Algorithm command Hyperparameters Notes See WILDS paper
ERM - Only uses labeled data (1, 2)
groupDRO group_dro_step_size Only uses labeled data (1)
deepCORAL coral_penalty_weight Can optionally use unlabeled data (1, 2)
IRM irm_lambda, irm_penalty_anneal_iters Only uses labeled data (1)
DANN dann_penalty_weight, dann_classifier_lr, dann_featurizer_lr, dann_discriminator_lr Can use unlabeled data (2)
AFN afn_penalty_weight, safn_delta_r, hafn_r Designed to use unlabeled data (2)
FixMatch self_training_lambda, self_training_threshold Designed to use unlabeled data (2)
PseudoLabel self_training_lambda, self_training_threshold, pseudolabel_T2 Designed to use unlabeled data (2)
NoisyStudent soft_pseudolabels, noisystudent_dropout_rate Designed to use unlabeled data (2)

The repository is set up to facilitate general-purpose algorithm development: new algorithms can be added to examples/algorithms and then run on all of the WILDS datasets using the default models.

Evaluating trained models

We also provide an evaluation script that aggregates prediction CSV files for different replicates and reports on their combined evaluation.
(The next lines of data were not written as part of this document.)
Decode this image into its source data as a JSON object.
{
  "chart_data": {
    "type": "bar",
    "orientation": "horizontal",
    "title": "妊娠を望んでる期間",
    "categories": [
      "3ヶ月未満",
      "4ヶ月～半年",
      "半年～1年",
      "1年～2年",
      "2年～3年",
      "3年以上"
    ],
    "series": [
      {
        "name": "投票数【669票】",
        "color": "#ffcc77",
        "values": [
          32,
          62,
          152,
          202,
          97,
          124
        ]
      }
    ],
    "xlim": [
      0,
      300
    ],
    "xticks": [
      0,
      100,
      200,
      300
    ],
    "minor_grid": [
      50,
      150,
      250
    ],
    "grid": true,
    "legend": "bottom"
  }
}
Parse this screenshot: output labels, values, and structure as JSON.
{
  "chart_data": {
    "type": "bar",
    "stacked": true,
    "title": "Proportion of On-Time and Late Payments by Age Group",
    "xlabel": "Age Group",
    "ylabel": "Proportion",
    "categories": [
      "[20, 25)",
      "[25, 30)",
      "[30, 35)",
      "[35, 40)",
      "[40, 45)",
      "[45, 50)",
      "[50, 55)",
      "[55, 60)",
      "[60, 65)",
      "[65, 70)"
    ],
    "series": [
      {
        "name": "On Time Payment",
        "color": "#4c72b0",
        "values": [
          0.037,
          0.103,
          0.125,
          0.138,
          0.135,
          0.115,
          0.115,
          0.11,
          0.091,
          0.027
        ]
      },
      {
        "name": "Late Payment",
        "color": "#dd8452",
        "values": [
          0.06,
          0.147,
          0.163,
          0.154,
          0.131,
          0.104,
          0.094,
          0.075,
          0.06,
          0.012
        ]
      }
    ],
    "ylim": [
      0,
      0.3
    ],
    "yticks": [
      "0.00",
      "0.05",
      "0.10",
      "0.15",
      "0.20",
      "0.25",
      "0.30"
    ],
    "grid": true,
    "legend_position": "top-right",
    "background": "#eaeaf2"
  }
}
To use this, run:

python examples/evaluate.py <predictions_dir> <output_dir> --root-dir <root_dir>

where <predictions_dir> is the path to your predictions directory, <output_dir> is where the results JSON will be writte, and <root_dir> is the dataset root directory. The predictions directory should have a subdirectory for each dataset (e.g. iwildcam) containing prediction CSV files to evaluate; see our submission guidelines for the format. The evaluation script will skip over any datasets that has missing prediction files. Any dataset not in <root_dir> will be downloaded to <root_dir>.

Reproducibility

We have an executable version of our paper on CodaLab that contains the exact commands, code, and data for the experiments reported in our paper, which rely on these scripts. Trained model weights for all datasets can also be found there. All configurations and hyperparameters can also be found in the examples/configs folder of this repo, and dataset-specific parameters are in examples/configs/datasets.py.

Leaderboard

If you are developing new training algorithms and/or models on WILDS, please consider submitting them to our public leaderboard.

Citing WILDS (Bibtex)

If you use WILDS datasets in your work, please cite our paper:

  1. WILDS: A Benchmark of in-the-Wild Distribution Shifts. Pang Wei Koh*, Shiori Sagawa*, Henrik Marklund, Sang Michael Xie, Marvin Zhang, Akshay Balsubramani, Weihua Hu, Michihiro Yasunaga, Richard Lanas Phillips, Irena Gao, Tony Lee, Etienne David, Ian Stavness, Wei Guo, Berton A. Earnshaw, Imran S. Haque, Sara Beery, Jure Leskovec, Anshul Kundaje, Emma Pierson, Sergey Levine, Chelsea Finn, and Percy Liang. ICML 2021.

If you use unlabeled data from the WILDS datasets, please also cite:

  1. Extending the WILDS Benchmark for Unsupervised Adaptation. Shiori Sagawa*, Pang Wei Koh*, Tony Lee*, Irena Gao*, Sang Michael Xie, Kendrick Shen, Ananya Kumar, Weihua Hu, Michihiro Yasunaga, Henrik Marklund, Sara Beery, Etienne David, Ian Stavness, Wei Guo, Jure Leskovec, Kate Saenko, Tatsunori Hashimoto, Sergey Levine, Chelsea Finn, and Percy Liang. NeurIPS 2021 Workshop on Distribution Shifts.

In addition, please cite the original papers that introduced the datasets, as listed on the datasets page.

Acknowledgements

The design of the WILDS benchmark was inspired by the Open Graph Benchmark, and we are grateful to the Open Graph Benchmark team for their advice and help in setting up WILDS.